Work to stabilise the dene hole - a chalk well - has finished and the motorway near Lynsted declared safe.
More resurfacing work took place overnight, with all lanes having reopened at 6am today.
The temporary 40mph speed limit past the site has also been removed and the national speed limit restored.
Two lanes - lane one and the hard shoulder - had been open past the hole in each direction overnight.
The huge chasm - originally widely believed to have been a sinkhole - began causing traffic gridlock when it was discovered on the central reservation on Tuesday afternoon.
Simon Duke, Highways Agency asset delivery manager for Kent, said: "I would like to thank drivers for their patience and cooperation throughout the work to stabilise the hole that appeared on the M2 near Lydgate in Kent last Tuesday.

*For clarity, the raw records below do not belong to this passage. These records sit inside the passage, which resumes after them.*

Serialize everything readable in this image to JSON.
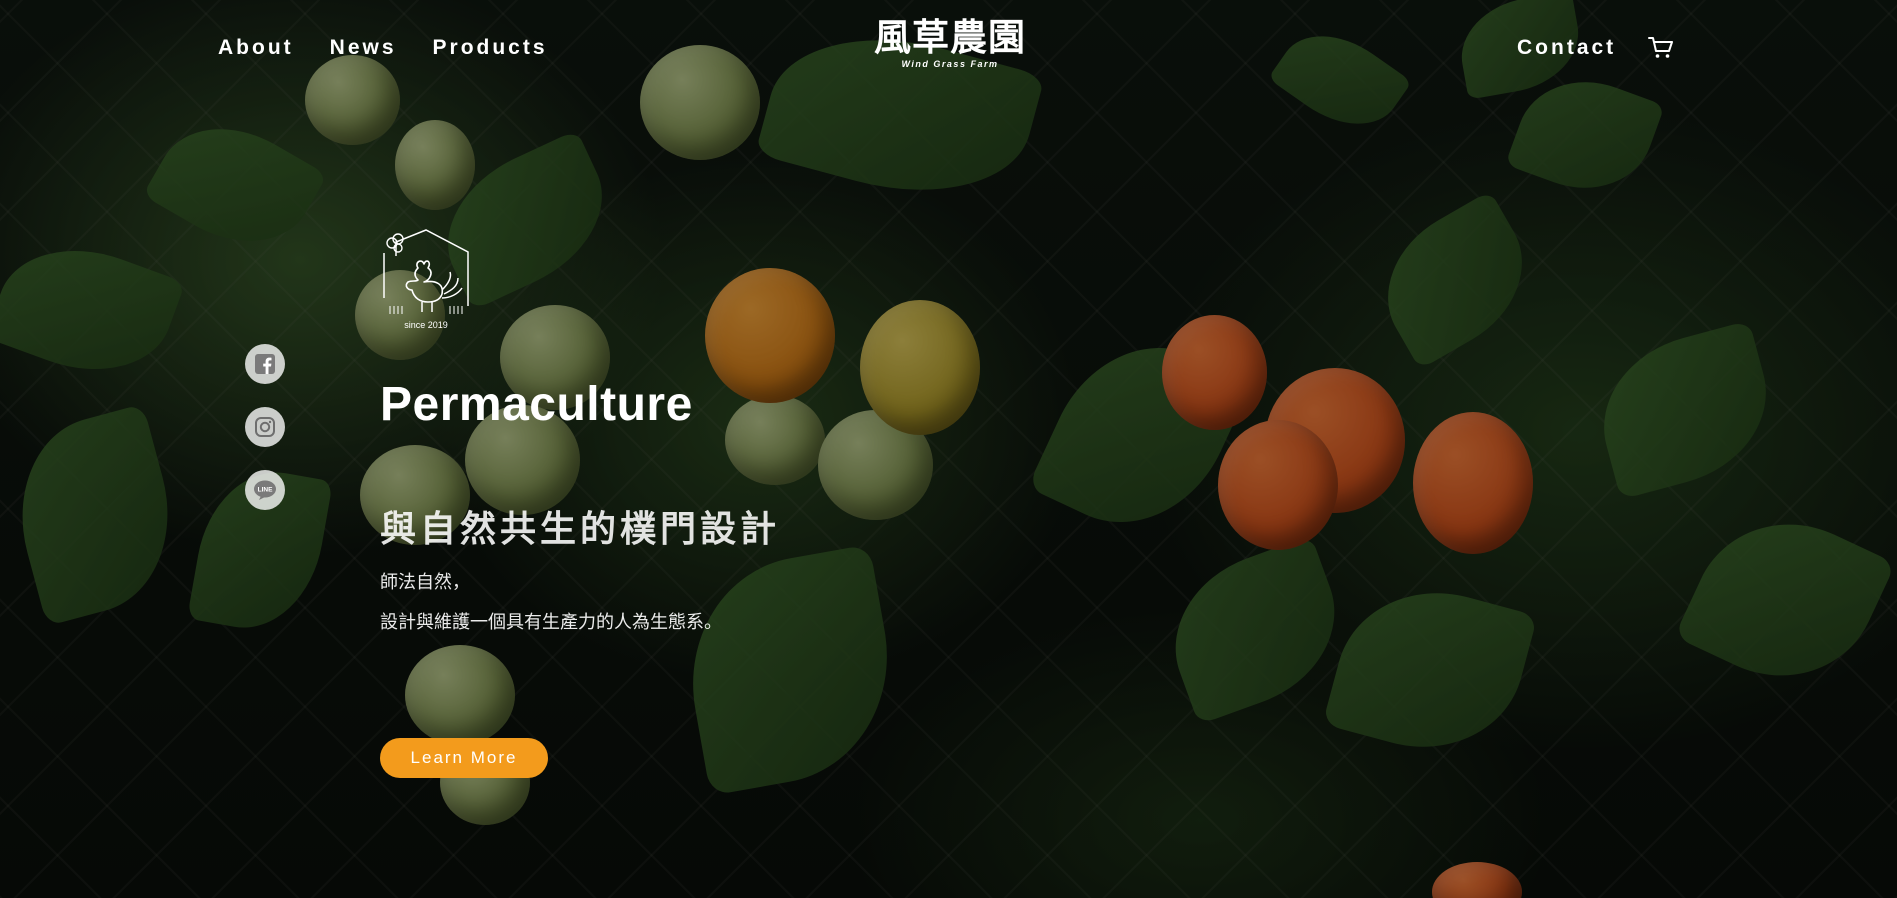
{
  "header": {
    "nav_left": [
      {
        "label": "About"
      },
      {
        "label": "News"
      },
      {
        "label": "Products"
      }
    ],
    "logo": {
      "cn": "風草農園",
      "en": "Wind Grass Farm"
    },
    "nav_right": {
      "contact_label": "Contact",
      "cart_icon": "cart-icon"
    }
  },
  "social": [
    {
      "name": "facebook",
      "icon": "facebook-icon"
    },
    {
      "name": "instagram",
      "icon": "instagram-icon"
    },
    {
      "name": "line",
      "icon": "line-icon",
      "label": "LINE"
    }
  ],
  "hero": {
    "badge_text": "since 2019",
    "title": "Permaculture",
    "subtitle": "與自然共生的樸門設計",
    "line1": "師法自然，",
    "line2": "設計與維護一個具有生產力的人為生態系。",
    "cta_label": "Learn More"
  },
  "colors": {
    "accent": "#f39b1c",
    "text": "#ffffff",
    "background": "#0c110c"
  }
}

"Our investigations are complete and the hole has been stabilised, meaning that traffic can safely use all lanes of the M2."
The hole is believed to be a denehole - an historic man-made hole that might have been used to mine chalk hundreds of years ago.
Highways bosses said it was filled in when the M2 was built.
But wet weather is said to have "contributed to the destabilisation of the ground", causing the hole to appear.
Forty tonnes of pea shingle has been used to stabilise the hole and geotechnical investigations confirm the ground beneath the M2 is safe for traffic.
Transport minister Robert Goodwill visited the crater last Thursday after being asked by the Prime Minister to see why it was taking so long to get the problem fixed.